From the lips of an Iraqi child

It was the eleventh of September 2001. I would not normally be able to pinpoint the date of an interview so precisely without referring to a relevant diary, but this day would turn out to be memorable for everyone.

I was due to visit an English woman who was married to an Iraqi man and was telling the story of her life. Their home was north of Hyde Park, a part of London heavily populated by immigrants from Middle Eastern countries, their culture spilling out onto the streets from open-fronted shops and cafés in a heady mixture of scents and sounds and stacks of tempting, unfamiliar products. She and I were talking upstairs while her husband redecorated downstairs. To distract himself while he laboured he had the television on.

It was early afternoon and my client and I had been talking for three or four hours when her husband shouted urgently for us to come downstairs. When we got there we found him standing in front of the television, paintbrush in hand, staring at a cloud of smoke that was billowing from one of the twin towers of the World Trade Center.

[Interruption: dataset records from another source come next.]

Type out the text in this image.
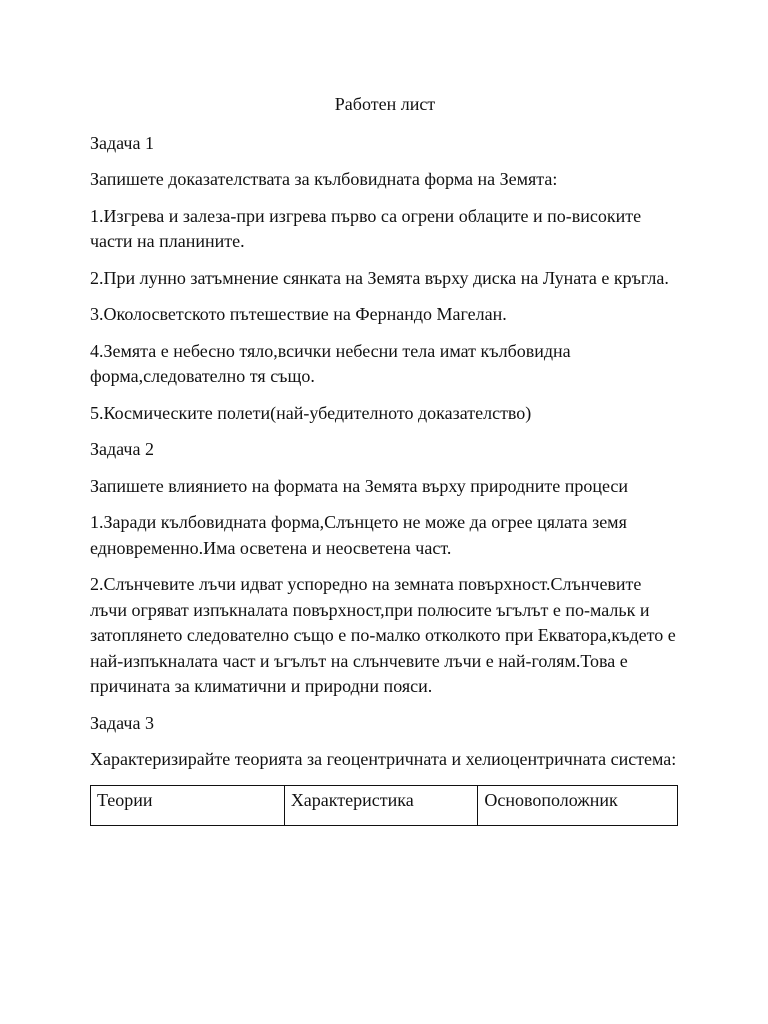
Работен лист

Задача 1

Запишете доказателствата за кълбовидната форма на Земята:

1.Изгрева и залеза-при изгрева първо са огрени облаците и по-високите части на планините.

2.При лунно затъмнение сянката на Земята върху диска на Луната е кръгла.

3.Околосветското пътешествие на Фернандо Магелан.

4.Земята е небесно тяло,всички небесни тела имат кълбовидна форма,следователно тя също.

5.Космическите полети(най-убедителното доказателство)

Задача 2

Запишете влиянието на формата на Земята върху природните процеси

1.Заради кълбовидната форма,Слънцето не може да огрее цялата земя едновременно.Има осветена и неосветена част.

2.Слънчевите лъчи идват успоредно на земната повърхност.Слънчевите лъчи огряват изпъкналата повърхност,при полюсите ъгълът е по-мальк и затоплянето следователно също е по-малко отколкото при Екватора,където е най-изпъкналата част и ъгълът на слънчевите лъчи е най-голям.Това е причината за климатични и природни пояси.

Задача 3

Характеризирайте теорията за геоцентричната и хелиоцентричната система:

Теории	Характеристика	Основоположник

The three of us stayed transfixed for an hour, trying to work out what was happening as the second aircraft hit the other tower and the commentators said there were other attacks expected.

The children needed picking up from their school round the corner and so my client’s husband hurried off to collect them. When they returned the television was showing scenes of the buildings collapsing down onto the streets below, enveloping the city in an apocalyptic cloud of dust, smoke and debris.

‘What’s happening?’ their eight-year-old asked, his eyes wide and serious.

‘Someone is attacking America,’ their mother explained.

‘Serves them right,’ the little boy shrugged, ‘after all the things they have done to us.’